Des défis… et de belles marges de progression
Si la coopération autour d’Annecy inspire, elle connaît aussi ses zones de turbulence : explosion de la précarité chez les plus jeunes, renforcement du mal-logement, difficultés à fidéliser des bénévoles très sollicités. Autre limite : le risque que certains villages périphériques se sentent “moins considérés” dans les grands projets. Pour contenir ces faiblesses, la coordination tente d’élargir le cercle, d’impliquer plus d’acteurs privés (mutuelles, PME locales, bailleurs sociaux) et de renforcer la participation des publics fragiles dans les instances de décision.

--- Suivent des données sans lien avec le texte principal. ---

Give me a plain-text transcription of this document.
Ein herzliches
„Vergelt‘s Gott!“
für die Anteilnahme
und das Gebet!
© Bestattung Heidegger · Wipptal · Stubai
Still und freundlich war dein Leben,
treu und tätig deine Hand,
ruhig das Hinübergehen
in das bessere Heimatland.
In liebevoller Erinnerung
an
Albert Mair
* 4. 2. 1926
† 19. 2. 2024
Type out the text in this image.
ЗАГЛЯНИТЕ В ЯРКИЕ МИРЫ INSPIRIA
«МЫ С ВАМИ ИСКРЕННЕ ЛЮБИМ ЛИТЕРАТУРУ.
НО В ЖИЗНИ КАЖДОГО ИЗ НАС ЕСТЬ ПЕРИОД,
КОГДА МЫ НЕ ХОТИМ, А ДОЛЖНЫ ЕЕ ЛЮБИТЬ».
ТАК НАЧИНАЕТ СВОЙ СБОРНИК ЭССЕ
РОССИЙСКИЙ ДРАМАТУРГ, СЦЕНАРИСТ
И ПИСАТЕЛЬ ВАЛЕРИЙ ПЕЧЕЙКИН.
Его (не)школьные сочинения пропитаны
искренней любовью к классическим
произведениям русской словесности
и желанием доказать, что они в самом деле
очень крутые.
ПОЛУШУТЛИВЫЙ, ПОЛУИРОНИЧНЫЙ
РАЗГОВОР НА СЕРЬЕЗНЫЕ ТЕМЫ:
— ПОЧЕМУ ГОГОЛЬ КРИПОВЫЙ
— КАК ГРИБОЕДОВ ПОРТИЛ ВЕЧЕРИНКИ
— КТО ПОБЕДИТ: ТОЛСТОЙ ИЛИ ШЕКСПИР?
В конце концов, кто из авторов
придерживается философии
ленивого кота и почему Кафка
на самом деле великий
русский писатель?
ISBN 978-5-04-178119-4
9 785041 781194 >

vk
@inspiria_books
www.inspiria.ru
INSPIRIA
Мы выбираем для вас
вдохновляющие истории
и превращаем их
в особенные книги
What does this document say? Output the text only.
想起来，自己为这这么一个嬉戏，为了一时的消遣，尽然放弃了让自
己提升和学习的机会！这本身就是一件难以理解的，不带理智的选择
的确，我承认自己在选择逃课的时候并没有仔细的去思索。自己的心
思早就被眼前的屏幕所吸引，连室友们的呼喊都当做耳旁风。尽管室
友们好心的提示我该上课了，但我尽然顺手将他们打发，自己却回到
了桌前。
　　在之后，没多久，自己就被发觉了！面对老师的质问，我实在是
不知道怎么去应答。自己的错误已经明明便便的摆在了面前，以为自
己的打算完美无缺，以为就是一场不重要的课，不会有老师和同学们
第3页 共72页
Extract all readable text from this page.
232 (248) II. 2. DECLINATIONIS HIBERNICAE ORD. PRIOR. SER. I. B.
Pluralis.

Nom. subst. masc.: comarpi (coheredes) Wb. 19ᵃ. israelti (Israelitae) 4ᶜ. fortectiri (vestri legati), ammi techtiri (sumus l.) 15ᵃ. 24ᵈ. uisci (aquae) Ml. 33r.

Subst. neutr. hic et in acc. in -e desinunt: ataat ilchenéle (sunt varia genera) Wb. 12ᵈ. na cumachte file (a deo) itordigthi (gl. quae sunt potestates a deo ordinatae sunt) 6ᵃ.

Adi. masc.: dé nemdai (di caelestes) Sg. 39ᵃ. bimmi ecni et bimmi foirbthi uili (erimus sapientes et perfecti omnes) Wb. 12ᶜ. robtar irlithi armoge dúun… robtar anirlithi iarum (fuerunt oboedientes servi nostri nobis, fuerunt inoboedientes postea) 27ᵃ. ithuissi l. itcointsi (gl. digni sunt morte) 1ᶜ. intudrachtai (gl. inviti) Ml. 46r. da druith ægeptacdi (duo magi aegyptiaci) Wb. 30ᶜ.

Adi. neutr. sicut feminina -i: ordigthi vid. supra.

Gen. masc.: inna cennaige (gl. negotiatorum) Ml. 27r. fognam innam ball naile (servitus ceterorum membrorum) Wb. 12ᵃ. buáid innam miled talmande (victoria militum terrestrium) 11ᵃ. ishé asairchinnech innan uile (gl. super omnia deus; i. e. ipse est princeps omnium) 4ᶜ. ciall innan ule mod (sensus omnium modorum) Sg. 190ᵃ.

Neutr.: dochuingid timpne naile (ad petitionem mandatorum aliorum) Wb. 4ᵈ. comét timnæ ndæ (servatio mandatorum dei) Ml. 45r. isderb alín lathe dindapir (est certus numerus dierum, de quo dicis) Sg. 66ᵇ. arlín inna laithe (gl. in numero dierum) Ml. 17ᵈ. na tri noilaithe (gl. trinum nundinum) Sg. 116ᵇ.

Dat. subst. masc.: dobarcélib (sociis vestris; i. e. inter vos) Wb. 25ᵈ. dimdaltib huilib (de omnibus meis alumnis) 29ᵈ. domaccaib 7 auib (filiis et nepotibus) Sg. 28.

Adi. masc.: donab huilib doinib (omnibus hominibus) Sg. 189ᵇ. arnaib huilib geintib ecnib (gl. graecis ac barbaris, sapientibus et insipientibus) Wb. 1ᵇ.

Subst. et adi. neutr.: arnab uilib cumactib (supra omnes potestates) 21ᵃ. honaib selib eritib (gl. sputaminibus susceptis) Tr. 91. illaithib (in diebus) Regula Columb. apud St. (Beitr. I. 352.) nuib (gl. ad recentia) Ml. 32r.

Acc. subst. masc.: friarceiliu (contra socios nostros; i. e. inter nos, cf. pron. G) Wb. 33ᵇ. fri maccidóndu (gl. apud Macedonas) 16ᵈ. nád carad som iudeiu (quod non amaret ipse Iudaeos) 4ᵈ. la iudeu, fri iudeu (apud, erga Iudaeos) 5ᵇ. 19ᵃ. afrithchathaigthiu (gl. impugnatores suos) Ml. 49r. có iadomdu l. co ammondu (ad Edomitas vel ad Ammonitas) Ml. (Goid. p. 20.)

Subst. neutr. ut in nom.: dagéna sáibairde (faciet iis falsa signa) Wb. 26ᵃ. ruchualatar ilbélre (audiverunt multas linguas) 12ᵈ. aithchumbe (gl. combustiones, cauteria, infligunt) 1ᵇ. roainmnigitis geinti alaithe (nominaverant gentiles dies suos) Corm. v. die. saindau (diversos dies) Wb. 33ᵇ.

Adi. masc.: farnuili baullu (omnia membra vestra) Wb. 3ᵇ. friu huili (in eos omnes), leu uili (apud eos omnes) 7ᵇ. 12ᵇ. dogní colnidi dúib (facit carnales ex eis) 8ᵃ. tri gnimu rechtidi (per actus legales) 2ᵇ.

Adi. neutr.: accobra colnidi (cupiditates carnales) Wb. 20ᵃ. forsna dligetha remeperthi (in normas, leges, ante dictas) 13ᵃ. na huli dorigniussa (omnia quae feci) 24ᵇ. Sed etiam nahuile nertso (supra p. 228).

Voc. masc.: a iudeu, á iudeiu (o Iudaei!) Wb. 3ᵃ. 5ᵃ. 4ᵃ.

La solidarité annécienne, une fabrique vivante et contagieuse
Autour d’Annecy, la solidarité n’est pas une idée neuve. Mais ce territoire prouve qu’avec une dose d’écoute, une bonne pincée de coopération et un petit grain de fantaisie, elle peut s’inventer sans cesse. Les frontières communales deviennent plus poreuses au fil des besoins, des rencontres et des passions partagées. Entre ancrage local fort, diversité des outils et soif d’expérimenter, la région donne à voir, loin des clichés alpins, un laboratoire d’initiatives qui n’a pas peur de changer de braquet… ni de partager généreusement ses recettes avec tous ceux qui le souhaitent.